La ricerca è stata occasione di confronto con le Associazioni datoriali firmatarie dei Contratti Nazionali comparativamente più rappresentativi a livello nazionale (Confcommercio, Legacoop e Confindustria)  Pasquale Tridico presidente dell’INPS,  e con il contributo dell’Avv. Carlo de Marchis, su temi di particolare importanza, relativi alla rappresentatività, al salario minimo e agli strumenti necessari per riconoscere    condizioni salariali e di lavoro eque e dignitose.

“Con l’analisi dei contratti che abbiamo visto proliferare in questi anni, la comparazione mette in evidenza che le condizioni del lavoro sono complessivamente inferiori e peggiorative e non solo in relazione alla retribuzione” è quanto afferma Maria Grazia Gabrielli segretaria generale della Filcams Cgil durante il dibattito. “La Filcams rappresenta e concentra un’ampia fetta di lavoro povero, una problematica che andrà ad incidere anche sul futuro e sulle pensioni delle persone.
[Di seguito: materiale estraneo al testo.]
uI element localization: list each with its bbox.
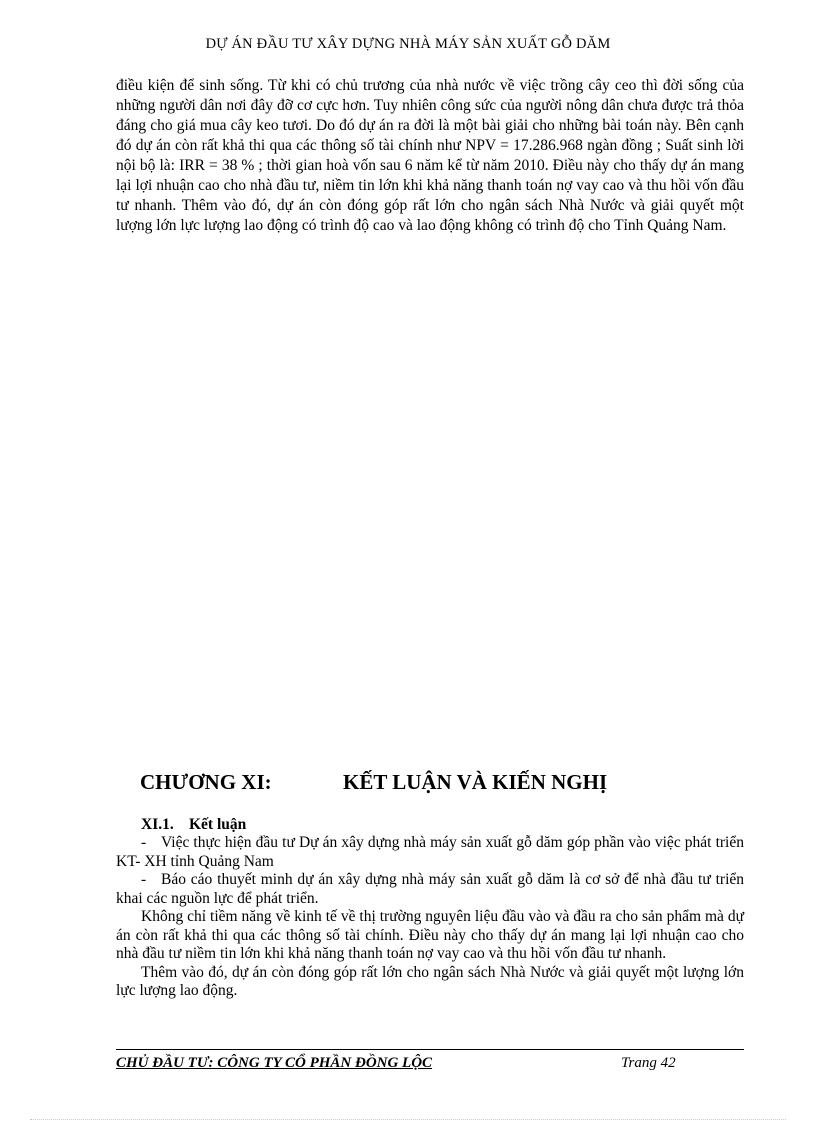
bullet-text: Báo cáo thuyết minh dự án xây dựng nhà máy sản xuất gỗ dăm là cơ sở để nhà đầu tư triển khai các nguồn lực để phát triển. bbox=[116, 871, 744, 907]
chapter-heading bbox=[140, 770, 744, 795]
body-paragraph: Không chỉ tiềm năng về kinh tế về thị trường nguyên liệu đầu vào và đầu ra cho sản phẩm mà dự án còn rất khả thi qua các thông số tài chính. Điều này cho thấy dự án mang lại lợi nhuận cao cho nhà đầu tư niềm tin lớn khi khả năng thanh toán nợ vay cao và thu hồi vốn đầu tư nhanh. bbox=[116, 908, 744, 962]
footer-page-number: Trang 42 bbox=[621, 1055, 676, 1071]
footer-owner: CHỦ ĐẦU TƯ: CÔNG TY CỔ PHẦN ĐỒNG LỘC bbox=[116, 1055, 433, 1071]
bullet-dash: - bbox=[141, 834, 147, 851]
body-paragraph: Thêm vào đó, dự án còn đóng góp rất lớn cho ngân sách Nhà Nước và giải quyết một lượng lớn lực lượng lao động. bbox=[116, 963, 744, 999]
section-title: Kết luận bbox=[189, 816, 247, 833]
chapter-title: KẾT LUẬN VÀ KIẾN NGHỊ bbox=[343, 770, 608, 794]
page-edge-divider bbox=[30, 1119, 786, 1120]
chapter-number: CHƯƠNG XI: bbox=[140, 770, 272, 794]
top-paragraph: điều kiện để sinh sống. Từ khi có chủ trương của nhà nước về việc trồng cây ceo thì đời sống của những người dân nơi đây đỡ cơ cực hơn. Tuy nhiên công sức của người nông dân chưa được trả thỏa đáng cho giá mua cây keo tươi. Do đó dự án ra đời là một bài giải cho những bài toán này. Bên cạnh đó dự án còn rất khả thi qua các thông số tài chính như NPV = 17.286.968 ngàn đồng ; Suất sinh lời nội bộ là: IRR = 38 % ; thời gian hoà vốn sau 6 năm kể từ năm 2010. Điều này cho thấy dự án mang lại lợi nhuận cao cho nhà đầu tư, niềm tin lớn khi khả năng thanh toán nợ vay cao và thu hồi vốn đầu tư nhanh. Thêm vào đó, dự án còn đóng góp rất lớn cho ngân sách Nhà Nước và giải quyết một lượng lớn lực lượng lao động có trình độ cao và lao động không có trình độ cho Tỉnh Quảng Nam. bbox=[116, 77, 744, 234]
bullet-dash: - bbox=[141, 871, 147, 888]
page-header-title: DỰ ÁN ĐẦU TƯ XÂY DỰNG NHÀ MÁY SẢN XUẤT GỖ DĂM bbox=[205, 36, 611, 52]
section-number: XI.1. bbox=[141, 816, 174, 833]
bullet-text: Việc thực hiện đầu tư Dự án xây dựng nhà máy sản xuất gỗ dăm góp phần vào việc phát triển KT- XH tỉnh Quảng Nam bbox=[116, 834, 744, 870]
section-body bbox=[116, 834, 744, 1001]
list-item bbox=[116, 834, 744, 871]
footer-divider bbox=[116, 1049, 744, 1050]
section-heading bbox=[141, 816, 246, 834]
list-item bbox=[116, 871, 744, 908]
Ma la povertà delle retribuzioni deve essere affrontata nel suo insieme, perchè è determinata anche da una fragilità del mercato del lavoro dovuta al lavoro stagionale, ai tanti part time involontari, alla discontinuità della condizione di accesso e permanenza nel mondo lavoro, fragilità che si amplificano perché riguardano per la maggior parte i giovani e le donne. Il ruolo dei Contratti Nazionali resta centrale per la regolazione dei rapporti di lavoro e per questo devono essere rafforzati con interventi che legano la loro efficacia alla reale rappresentatività dei firmatari. Per difendere questo ruolo, la responsabilità delle parti firmatarie è anche quella di rinnovare i contratti recuperando ritardi insostenibili che danneggiano i lavoratori e i settori.”

Tania Scacchetti, segretaria nazionale della Cgil, ha messo in evidenza la necessità di un concreto intervento legislativo in tema di rappresentanza “per sancire per legge il valore giuridico dei contratti firmati dalle organizzazioni sindacali di cui sia chiara ed accertata la capacità di rappresentare il lavoro e le imprese.”

È necessario rimettere al centro del dibattito il tema della rappresentanza, senza sottrarsi anche ad una riflessione sull’introduzione del salario minimo, che non è la risoluzione dei problemi della questione salariale: “non si può prescindere dall’affrontare la strutturazione del mercato del lavoro, le condizioni di lavoro, la precarizzazione, l’aumento dei contratti part time involontari e un sistema di inquadramento non sempre corrispondente alle reali mansioni dei lavoratori.

Non può essere inserito un salario minimo legale che non parta dalla valorizzazione del sistema della contrattazione collettiva, non si può introdurre uno strumento che può sottrarre tutele ai lavoratori, proponendosi come alternativa alla contrattazione.”